Sezione: Oratorio e scuola
Articolo di: Nicolò Battista

Anche quest’anno entro la fine di gennaio gli studenti e le famiglie sono state chiamate alla scelta di avvalersi o no dell’insegnamento della religione cattolica per il prossimo anno scolastico. Credo che mai come quest’anno passato nella pandemia da Covid-19 ci sia la necessità di dedicare un po’ di tempo alle grandi domande presenti nei nostri bambini e ragazzi: chi siamo? Perché il dolore e la morte? Cosa possiamo sperare per il futuro? La quotidianità anche dei più piccoli è stata stravolta, andando a mancare principalmente la cosa più importante per crescere: la relazione. Quest’anno in una lezione, in una classe seconda della scuola primaria, mentre guardavamo un’immagine del villaggio di Nazaret un bambino alla mia domanda “Cosa vi colpisce?” risponde “Maestro non hanno la mascherina e possono liberamente abbracciarsi!”. La cosa che mi è rimasta impressa è stata la naturalezza, tipica dei bambini, senza alcun tono di simpatia o ironia. Ormai distanziamento e mascherine sembrano essere quelle barriere al desiderio di apertura agli altri e libertà che tutti noi possiamo percepire. In che modo l’insegnamento della religione può essere d’aiuto in questo particolare momento storico?

Innanzitutto, cerchiamo sinteticamente di capire cosa sia e soprattutto quale è il contributo richiestogli nell’ambito educativo scolastico. Spesso questo insegnamento è soggetto a critiche: molti credono che la scuola in quanto laica non dovrebbe avere un insegnamento religioso confessionale; altri reputano che la religione sia una disciplina inutile nella formazione scolastica (molti vorrebbero una “storia delle religioni”). Molto spesso purtroppo molti parlano di tutto e pretendono di farlo con autorità senza avere competenze. Credo che per parlare di scuola si debbano avere competenze e conoscenze specifiche nell’ambito. La religione che viene insegnata a scuola ha carattere confessionale, appunto “cattolica”, per un discorso strettamente di appartenenza storico-culturale del nostro paese; si voglia o no, tutti gli aspetti della nostra società hanno una radice cristiana. Pensiamo alla letteratura con Manzoni e Dante, due capisaldi che sono impregnati di cristianesimo; pensiamo alla notazione musicale che utilizziamo con le sette note che provengono da un inno scritto il 24 giugno per la festa di san Giovanni Battista; o ancora a tutta l’arte legata al mondo cristiano. Un insegnamento confessionale culturale non va contro la laicità dello stato, anzi ne è l’espressione! “Laico” non è “ateo”, ma richiama alla libertà di espressione in tutti gli ambiti. La religione cattolica a scuola, non essendo catechesi, in cosa lenirebbe il principio di laicità? Per giunta è facoltativa, quindi si può liberamente scegliere di non seguirla. Più laicità/libertà di così!

Mi fa sorridere molto quando si parla di modificare l’ora di religione in “storia delle religioni”; ma allora perché non modifichiamo la letteratura italiana, che si studia in tutte le scuole superiori, in “storia delle letterature”? È logico che la scuola debba formare gli studenti prima sul proprio patrimonio culturale: la letteratura sui grandi classici italiani, la filosofia sui grandi autori occidentali e la religione sui valori universali della cristianità e non solo; ad esempio, nella scuola primaria nelle classi quinte con i bambini si studiano le altre grandi religioni del mondo (Islam, Buddhismo, Induismo…): un’occasione per conoscere anche aspetti all’apparenza lontani dalla nostra realtà eppure molto spesso vicini in una società multiculturale come la nostra.

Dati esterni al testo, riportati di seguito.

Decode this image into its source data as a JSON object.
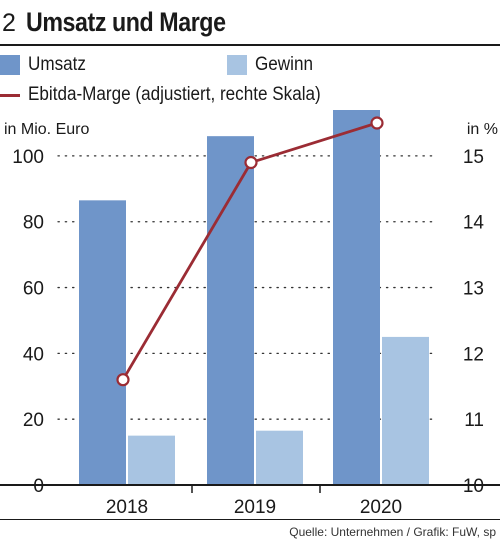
{
  "header": {
    "number": "2",
    "title": "Umsatz und Marge"
  },
  "legend": {
    "items": [
      {
        "label": "Umsatz",
        "type": "bar",
        "color": "#6f95c9"
      },
      {
        "label": "Gewinn",
        "type": "bar",
        "color": "#a8c4e2"
      },
      {
        "label": "Ebitda-Marge (adjustiert, rechte Skala)",
        "type": "line",
        "color": "#9b2c34"
      }
    ]
  },
  "source": "Quelle: Unternehmen / Grafik: FuW, sp",
  "chart_data": {
    "type": "bar",
    "categories": [
      "2018",
      "2019",
      "2020"
    ],
    "series": [
      {
        "name": "Umsatz",
        "type": "bar",
        "axis": "left",
        "color": "#6f95c9",
        "values": [
          86.5,
          106,
          116
        ]
      },
      {
        "name": "Gewinn",
        "type": "bar",
        "axis": "left",
        "color": "#a8c4e2",
        "values": [
          15,
          16.5,
          45
        ]
      },
      {
        "name": "Ebitda-Marge (adjustiert, rechte Skala)",
        "type": "line",
        "axis": "right",
        "color": "#9b2c34",
        "values": [
          11.6,
          14.9,
          15.5
        ]
      }
    ],
    "left_axis": {
      "label": "in Mio. Euro",
      "range": [
        0,
        110
      ],
      "ticks": [
        0,
        20,
        40,
        60,
        80,
        100
      ]
    },
    "right_axis": {
      "label": "in %",
      "range": [
        10,
        15.5
      ],
      "ticks": [
        10,
        11,
        12,
        13,
        14,
        15
      ]
    },
    "grid": "dotted-horizontal",
    "legend_position": "top"
  }
}
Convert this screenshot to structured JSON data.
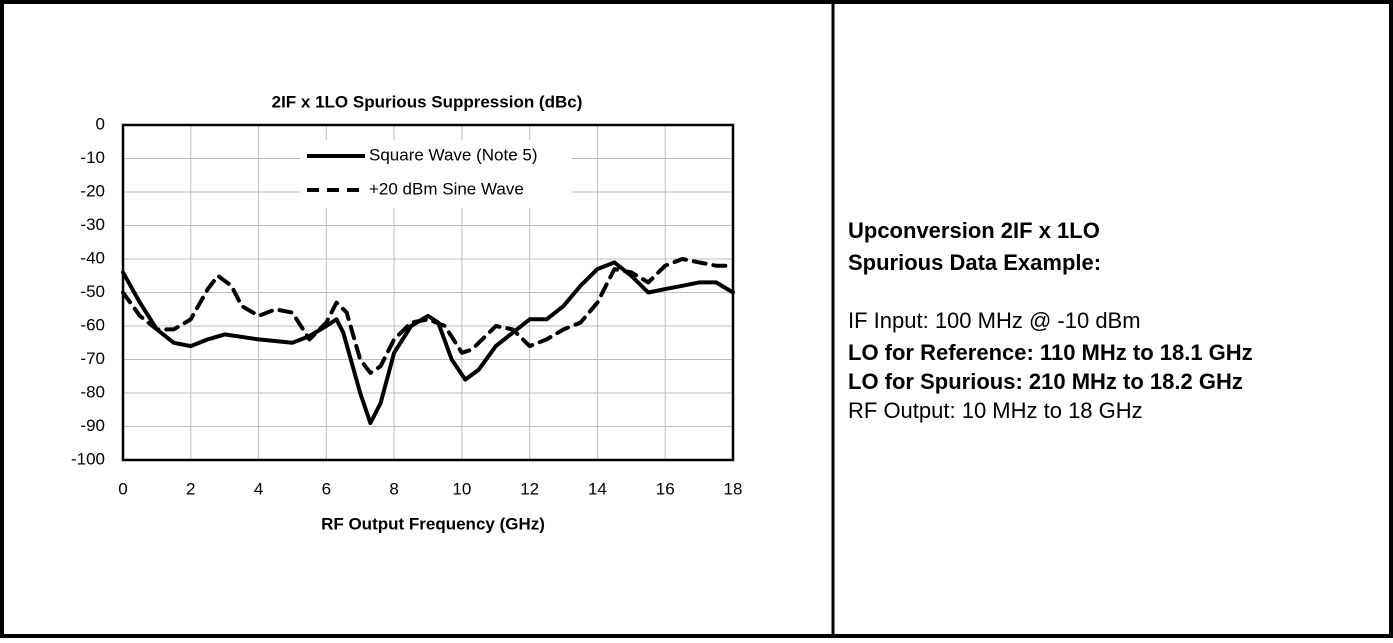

Oggi l’insegnante di religione di fronte a questa realtà complessa, multireligiosa e soprattutto ferita dalla pandemia è chiamato innanzitutto all’ascolto: deve ascoltare i propri studenti. L’ascolto è il primo passo in qualsiasi relazione. Deve cogliere i dubbi, le angosce, le speranze e i desideri dei propri studenti. Il docente di religione deve far proprie le tre virtù teologali (la fede, la speranza, la carità). È un uomo di fede in comunione con la Chiesa, che porta la speranza cristiana nell’incontro (con studenti, colleghi, famiglie) attraverso la condivisione della propria più profonda umanità espressa attraverso la carità. Un bravo docente di religione deve far proprie le parole del Santo Padre Francesco in occasione dell’Udienza alla guardia svizzera pontificia durante il giuramento delle nuove guardie del 5 aprile 2014: “Vivete intensamente le vostre giornate! Siate saldi nella vostra fede e generosi nella carità verso le persone che incontrate!”. In fondo non è altro se non quello che tutti i cristiani sono chiamati a fare: vivere il proprio battesimo!